PROMPT: Recount a time when you faced a challenge, setback, or failure. How did it affect you, and what did you learn from the experience?[/b][/i]
"When I keep quiet, stigma wins and, I can't let that happen" -Edwin.
I was 14 years old when diagnosed with depression. Depression, a stigmatized topic; I believe the problem itself doesn't but, the struggle and success of defeating depression for three years now truly defines me.
Speaking about my experience with depression, came the insecurities regarding my parent's faith in me. Fortunately, I did not let my grades degrade but the feeling of emptiness never left. I developed a certain irritation in interacting with people and used to get agitated because I was vexed with myself for such actions. As my comparatively degrading grades and change in my character from cheerful to gloomy was noticed by both my parents and school authorities, I was scheduled to attend a child psychologist at my school. I remember one fine morning he said to me," Remember Erina, there's always a reason for all of your feelings, if you focus on the cause, you will undoubtedly find the solution."
Since that day, I have developed a certain insight and wisdom on tackling problems, that not only helped me resolve them but also make sure to untangle myself from complications by eliminating its cause.
'Painted Birds' by Fiona Bullen, not particularly the book to fight against depression; however, the book has made a tremendous impact on helping me gain my courage back. I am moved by the act of heroism portrayed by the protagonist and how she fought until the very end with remarkable bravery.
I have learned not to panic when there's a problem but find out the cause to understand the problem because not knowing the 'why' and 'what' of a problem can drive people crazy. I have made mistakes and faced its consequences; I am well aware that I have victimized myself in many situations where I needed to be brave, regardless of them all, I am proud of myself today and I am very confident sharing my experience of depression as I am not victimizing myself anymore. I have learned, to face my lows and fill them with the warmth of strength, courage, and optimism. As in this moment of life, I contend with myself.
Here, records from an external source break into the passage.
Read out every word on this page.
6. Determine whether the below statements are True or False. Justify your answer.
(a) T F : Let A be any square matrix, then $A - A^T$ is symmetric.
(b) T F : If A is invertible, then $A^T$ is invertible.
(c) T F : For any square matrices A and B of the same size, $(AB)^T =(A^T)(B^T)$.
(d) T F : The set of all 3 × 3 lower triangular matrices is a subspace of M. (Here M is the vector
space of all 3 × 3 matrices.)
The complexity, delicacy, and importance of psychological assistance to a suffering individual in every aspect of life fascinates me. Successfully overcoming my depression gave me a sense of hope, I know I am capable of dedicating myself to the strong will in pursuing my career in psychology and potentially make a difference in someone else's life. I am very optimistic about fulfilling my potential.
I am a firm believer in psychotherapy, especially when it comes to adolescents. I believe that focusing on the cause is a better way to fight against depression rather than using medicine to exert an effect on the chemical makeup and neurological system. Supporting Goffman, Deleuze, and Rosen, I too believe that medication is just a concoction. I believe in analysis, validation, and vanquishing of the issue in such a manner that, the individual himself develops the skill to navigate through his troubles at any given time in the future too. The substantial lack of understanding of psychological, social, and neurological pathways involved in the development of depression in adolescents has driven me to study psychology and raise awareness in Nepal.
I have come to learn the difference between hearing and listening. Thus, I don't simply want to hear what people have to say; I want to listen to them, I want to understand them, and if possible, I want to help them. Facilitate them with the sacred ground where they can be themselves and not feel judged.